What sets assembly apart from other programming languages is that instead of manipulating variables, strings, and built-in functions, one directly edits the memory values used by computers to run formulas and algorithms. For example, lets compare a program written in Python, to a program written in DCPU-assembly. Both programs will simply print the word "hi" to the console.
Python
print "hi"
Assembly
SET [0x8000], 0xF068
SET [0x8001], 0xF069
:L SET PC, L
As you can see, assembly seems to make much less sense than Python. Fortunately, I am here to explain the basics. But first, before I explain assembly, I must explain how to use Base-2 (binary) and Base-16 (hexadecimal) numbers, and the relationships between them. If you already know and understand these concepts, skip past the next section.
Binary and Hexadecimal: Explained
Most humans are used to counting in Base-10. What this means, is that each digit has a range of 10 numerals, 0-9. Once we reach that limit, we create another digit. Each represents a value 10x larger than the previous. 1 is 10^0, 10 is 10^1, 100 is 10^2, and so forth. Binary is Base-2. Base-2 works just as Base-10, except each digit can only hold a range of two numerals, 0-1. In addition, every subsequent digit is 2x larger than the previous. so 1 is 2^0, 10 (two) is 2^1, 100 (four) is 2^2, 1000 (eight) is 2^3, and so on.
Now, binary is the base in which computers count in. however, binary numbers can be quite large. For example, the number 32, which is two digits in Base-10, has a whopping six digits in binary (100000). The numbers only get larger from there. Such large numbers would take a lot of memory to process and store. To solve this, computers also support Base-16, or hexadecimal. Each digit in hexadecimal goes from 0-15. Since we don't have 15 numerals, we use the letters A, B, C, D, E, and F as 10-15.

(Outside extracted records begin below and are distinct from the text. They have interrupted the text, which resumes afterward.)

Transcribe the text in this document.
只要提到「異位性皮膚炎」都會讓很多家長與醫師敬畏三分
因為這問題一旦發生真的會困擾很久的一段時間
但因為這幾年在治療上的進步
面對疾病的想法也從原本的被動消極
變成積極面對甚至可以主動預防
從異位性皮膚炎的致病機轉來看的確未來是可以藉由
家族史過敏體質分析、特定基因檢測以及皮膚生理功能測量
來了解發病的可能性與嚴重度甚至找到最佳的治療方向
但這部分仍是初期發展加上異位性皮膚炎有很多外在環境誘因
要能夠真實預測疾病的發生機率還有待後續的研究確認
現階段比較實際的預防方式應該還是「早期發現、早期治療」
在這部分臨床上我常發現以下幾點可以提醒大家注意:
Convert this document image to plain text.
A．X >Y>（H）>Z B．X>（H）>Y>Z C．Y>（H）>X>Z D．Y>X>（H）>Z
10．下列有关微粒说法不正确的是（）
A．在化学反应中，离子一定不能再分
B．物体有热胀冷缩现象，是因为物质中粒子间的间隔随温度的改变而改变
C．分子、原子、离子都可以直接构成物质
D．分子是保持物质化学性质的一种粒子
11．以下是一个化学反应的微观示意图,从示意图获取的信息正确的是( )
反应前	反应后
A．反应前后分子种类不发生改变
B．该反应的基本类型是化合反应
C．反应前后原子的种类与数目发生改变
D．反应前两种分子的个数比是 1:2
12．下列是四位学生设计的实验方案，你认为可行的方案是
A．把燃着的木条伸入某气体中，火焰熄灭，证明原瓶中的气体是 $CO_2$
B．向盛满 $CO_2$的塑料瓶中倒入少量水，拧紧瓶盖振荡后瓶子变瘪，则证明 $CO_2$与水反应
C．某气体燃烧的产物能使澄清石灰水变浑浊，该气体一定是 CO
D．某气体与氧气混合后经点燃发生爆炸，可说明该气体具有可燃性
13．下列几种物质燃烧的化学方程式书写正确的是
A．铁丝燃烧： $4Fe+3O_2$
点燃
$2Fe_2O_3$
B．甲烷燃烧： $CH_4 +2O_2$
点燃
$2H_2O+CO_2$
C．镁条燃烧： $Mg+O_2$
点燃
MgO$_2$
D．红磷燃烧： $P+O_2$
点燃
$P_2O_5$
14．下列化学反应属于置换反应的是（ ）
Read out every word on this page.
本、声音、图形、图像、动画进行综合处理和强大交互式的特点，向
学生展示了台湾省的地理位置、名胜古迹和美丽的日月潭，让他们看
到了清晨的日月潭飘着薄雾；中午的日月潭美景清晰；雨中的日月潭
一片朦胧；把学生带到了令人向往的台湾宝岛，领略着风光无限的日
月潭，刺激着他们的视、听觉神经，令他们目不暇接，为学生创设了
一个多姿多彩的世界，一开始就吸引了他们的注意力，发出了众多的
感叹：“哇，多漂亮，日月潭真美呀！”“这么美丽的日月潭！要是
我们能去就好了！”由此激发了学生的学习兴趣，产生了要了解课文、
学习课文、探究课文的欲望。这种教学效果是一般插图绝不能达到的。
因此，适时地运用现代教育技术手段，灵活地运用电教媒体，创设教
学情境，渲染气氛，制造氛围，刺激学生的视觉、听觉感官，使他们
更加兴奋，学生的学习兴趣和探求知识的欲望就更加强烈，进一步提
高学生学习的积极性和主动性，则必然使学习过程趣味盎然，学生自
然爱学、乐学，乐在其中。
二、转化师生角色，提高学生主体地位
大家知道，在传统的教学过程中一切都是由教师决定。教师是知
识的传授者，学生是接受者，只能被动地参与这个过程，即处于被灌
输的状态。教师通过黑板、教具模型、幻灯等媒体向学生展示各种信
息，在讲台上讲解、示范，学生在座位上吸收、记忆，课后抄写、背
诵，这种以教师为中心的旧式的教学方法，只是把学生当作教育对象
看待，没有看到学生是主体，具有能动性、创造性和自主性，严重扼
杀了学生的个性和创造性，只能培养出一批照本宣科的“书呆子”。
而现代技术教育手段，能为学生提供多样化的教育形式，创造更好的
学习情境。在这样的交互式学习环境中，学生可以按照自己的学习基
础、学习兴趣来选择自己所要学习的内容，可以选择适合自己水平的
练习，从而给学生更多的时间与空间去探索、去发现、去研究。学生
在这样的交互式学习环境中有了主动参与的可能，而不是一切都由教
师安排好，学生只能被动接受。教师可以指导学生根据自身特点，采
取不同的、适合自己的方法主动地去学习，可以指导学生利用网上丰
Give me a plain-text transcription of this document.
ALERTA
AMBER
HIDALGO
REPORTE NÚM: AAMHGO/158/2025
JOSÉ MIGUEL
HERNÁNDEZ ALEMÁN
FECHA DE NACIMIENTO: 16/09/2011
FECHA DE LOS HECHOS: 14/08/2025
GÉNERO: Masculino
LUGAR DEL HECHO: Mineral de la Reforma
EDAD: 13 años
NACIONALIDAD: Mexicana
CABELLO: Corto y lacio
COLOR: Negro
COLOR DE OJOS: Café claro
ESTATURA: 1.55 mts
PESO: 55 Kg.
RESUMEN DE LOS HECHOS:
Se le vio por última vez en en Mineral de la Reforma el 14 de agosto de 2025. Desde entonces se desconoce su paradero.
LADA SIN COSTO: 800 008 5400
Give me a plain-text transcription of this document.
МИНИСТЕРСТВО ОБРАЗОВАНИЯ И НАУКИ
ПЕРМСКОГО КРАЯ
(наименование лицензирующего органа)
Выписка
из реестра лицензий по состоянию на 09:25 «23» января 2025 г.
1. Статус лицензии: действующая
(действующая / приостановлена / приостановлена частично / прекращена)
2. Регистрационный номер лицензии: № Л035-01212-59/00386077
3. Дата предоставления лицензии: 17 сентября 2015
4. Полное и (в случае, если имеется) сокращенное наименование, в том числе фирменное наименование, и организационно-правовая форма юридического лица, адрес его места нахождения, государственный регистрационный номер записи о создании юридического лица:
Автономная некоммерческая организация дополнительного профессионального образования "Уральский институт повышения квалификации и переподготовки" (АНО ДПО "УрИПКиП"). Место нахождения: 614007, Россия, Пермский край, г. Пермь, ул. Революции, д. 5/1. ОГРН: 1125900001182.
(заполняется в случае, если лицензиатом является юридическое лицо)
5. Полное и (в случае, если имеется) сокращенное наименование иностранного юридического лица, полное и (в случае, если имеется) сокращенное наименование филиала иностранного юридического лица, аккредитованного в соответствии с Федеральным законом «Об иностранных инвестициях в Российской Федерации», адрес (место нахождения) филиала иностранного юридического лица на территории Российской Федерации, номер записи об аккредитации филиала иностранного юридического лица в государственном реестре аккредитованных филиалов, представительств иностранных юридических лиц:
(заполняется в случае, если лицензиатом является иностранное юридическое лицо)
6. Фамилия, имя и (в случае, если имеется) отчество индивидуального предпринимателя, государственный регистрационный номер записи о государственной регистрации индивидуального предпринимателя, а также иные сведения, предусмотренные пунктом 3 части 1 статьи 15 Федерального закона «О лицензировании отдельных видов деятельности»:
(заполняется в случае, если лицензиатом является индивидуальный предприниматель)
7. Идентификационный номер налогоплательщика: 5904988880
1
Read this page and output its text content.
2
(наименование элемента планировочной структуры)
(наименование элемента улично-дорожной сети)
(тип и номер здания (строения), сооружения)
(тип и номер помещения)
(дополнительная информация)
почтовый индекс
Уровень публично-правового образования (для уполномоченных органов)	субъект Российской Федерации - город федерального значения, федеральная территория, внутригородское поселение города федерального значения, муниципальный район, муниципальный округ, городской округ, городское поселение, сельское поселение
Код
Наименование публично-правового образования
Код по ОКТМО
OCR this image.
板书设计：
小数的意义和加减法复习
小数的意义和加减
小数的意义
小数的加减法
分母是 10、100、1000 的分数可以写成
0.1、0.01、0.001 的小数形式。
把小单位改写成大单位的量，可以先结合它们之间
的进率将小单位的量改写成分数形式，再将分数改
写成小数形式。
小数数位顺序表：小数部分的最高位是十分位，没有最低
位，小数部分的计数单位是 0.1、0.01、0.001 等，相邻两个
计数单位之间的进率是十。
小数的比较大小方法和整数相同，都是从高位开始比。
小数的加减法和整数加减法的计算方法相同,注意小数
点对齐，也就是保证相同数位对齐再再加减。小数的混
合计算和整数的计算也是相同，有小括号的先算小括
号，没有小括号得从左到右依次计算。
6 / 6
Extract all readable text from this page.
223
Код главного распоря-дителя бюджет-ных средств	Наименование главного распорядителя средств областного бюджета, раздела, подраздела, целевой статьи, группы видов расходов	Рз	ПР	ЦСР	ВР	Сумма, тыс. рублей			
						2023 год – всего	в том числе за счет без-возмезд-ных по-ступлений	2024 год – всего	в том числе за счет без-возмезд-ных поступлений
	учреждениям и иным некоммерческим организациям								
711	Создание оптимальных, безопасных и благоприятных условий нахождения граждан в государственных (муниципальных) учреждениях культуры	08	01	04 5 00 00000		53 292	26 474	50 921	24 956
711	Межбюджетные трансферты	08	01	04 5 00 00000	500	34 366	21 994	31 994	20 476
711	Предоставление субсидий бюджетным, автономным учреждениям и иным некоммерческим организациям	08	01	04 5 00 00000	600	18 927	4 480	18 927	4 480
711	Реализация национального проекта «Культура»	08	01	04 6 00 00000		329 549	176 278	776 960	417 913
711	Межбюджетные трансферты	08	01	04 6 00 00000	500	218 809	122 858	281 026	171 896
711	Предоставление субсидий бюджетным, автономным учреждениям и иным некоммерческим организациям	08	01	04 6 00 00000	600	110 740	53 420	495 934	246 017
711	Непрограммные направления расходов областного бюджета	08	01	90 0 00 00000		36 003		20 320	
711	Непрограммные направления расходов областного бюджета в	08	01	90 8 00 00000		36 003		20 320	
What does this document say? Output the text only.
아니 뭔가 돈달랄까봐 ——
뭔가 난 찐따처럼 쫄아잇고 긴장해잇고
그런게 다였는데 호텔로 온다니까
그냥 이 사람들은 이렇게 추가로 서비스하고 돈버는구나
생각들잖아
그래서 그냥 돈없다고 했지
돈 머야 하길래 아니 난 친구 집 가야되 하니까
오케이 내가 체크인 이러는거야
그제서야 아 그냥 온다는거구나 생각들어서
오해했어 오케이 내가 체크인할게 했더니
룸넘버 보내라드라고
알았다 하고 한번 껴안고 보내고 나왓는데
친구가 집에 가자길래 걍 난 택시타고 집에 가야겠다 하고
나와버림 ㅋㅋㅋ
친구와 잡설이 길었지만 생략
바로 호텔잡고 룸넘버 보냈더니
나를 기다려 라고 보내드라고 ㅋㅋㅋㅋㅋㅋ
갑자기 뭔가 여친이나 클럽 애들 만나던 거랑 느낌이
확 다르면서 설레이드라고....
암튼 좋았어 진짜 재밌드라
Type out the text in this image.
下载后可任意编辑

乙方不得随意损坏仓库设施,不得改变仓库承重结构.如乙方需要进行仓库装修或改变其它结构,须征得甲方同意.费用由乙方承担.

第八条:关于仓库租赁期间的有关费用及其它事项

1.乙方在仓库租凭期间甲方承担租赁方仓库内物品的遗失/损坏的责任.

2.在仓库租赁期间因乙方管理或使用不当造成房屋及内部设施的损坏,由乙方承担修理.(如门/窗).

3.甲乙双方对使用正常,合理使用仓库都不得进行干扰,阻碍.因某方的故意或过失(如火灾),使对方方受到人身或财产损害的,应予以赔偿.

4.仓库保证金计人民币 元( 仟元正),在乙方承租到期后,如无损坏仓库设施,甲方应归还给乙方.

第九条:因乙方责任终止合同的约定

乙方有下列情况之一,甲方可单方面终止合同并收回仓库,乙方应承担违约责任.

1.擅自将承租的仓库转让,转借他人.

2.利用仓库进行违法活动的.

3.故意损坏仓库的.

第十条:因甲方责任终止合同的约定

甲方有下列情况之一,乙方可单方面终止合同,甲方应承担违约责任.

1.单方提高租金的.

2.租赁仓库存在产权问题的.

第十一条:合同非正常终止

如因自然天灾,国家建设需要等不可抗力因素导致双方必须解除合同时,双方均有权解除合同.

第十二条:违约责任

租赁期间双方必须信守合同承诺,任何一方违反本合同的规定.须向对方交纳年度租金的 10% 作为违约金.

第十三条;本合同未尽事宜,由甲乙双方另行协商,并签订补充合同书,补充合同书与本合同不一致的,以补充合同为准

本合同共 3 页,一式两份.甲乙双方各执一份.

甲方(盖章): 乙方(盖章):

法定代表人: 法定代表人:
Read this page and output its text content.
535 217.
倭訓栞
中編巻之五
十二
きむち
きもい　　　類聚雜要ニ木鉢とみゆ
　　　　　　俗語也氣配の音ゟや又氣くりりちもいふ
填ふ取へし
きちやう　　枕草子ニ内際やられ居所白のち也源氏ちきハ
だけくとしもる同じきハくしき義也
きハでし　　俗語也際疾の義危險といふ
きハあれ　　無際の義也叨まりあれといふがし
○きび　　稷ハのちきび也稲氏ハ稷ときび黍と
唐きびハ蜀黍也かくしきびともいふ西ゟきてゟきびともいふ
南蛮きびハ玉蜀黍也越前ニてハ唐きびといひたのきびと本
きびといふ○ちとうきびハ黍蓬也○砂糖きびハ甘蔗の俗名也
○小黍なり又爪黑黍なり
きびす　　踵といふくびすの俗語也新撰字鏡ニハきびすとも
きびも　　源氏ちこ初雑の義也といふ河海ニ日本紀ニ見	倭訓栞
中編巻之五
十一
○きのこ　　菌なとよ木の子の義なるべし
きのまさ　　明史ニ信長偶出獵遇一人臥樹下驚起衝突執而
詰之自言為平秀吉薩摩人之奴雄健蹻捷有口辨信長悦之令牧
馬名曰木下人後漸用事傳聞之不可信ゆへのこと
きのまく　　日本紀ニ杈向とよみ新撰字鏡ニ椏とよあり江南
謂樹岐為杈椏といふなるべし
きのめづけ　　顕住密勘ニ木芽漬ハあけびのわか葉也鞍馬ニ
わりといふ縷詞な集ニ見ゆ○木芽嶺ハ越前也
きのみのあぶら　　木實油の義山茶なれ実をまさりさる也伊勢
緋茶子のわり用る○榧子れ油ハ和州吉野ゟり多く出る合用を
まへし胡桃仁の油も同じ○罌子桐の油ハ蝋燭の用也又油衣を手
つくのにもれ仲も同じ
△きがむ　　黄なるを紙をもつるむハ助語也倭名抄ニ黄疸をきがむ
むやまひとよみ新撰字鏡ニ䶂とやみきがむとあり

Now, the DCPU is described as being 16 bit. What does this mean? A bit is simply a binary value of 0 or 1, virtually abinary digit. The number 1 is one-bit, the number 1010 is 4-bit, and so on. Now, 16 is 2^4. This means that you can fit 4 bits of binary in a single hexadecimal digit. So, 1111 = F (or fifteen). The DCPU is 16-bit, which means it upports numbers up to 1111 1111 1111 1111, which is long in binary but can be shortened to FFFF in hexadecimal. Here is a table representing some common binary terms.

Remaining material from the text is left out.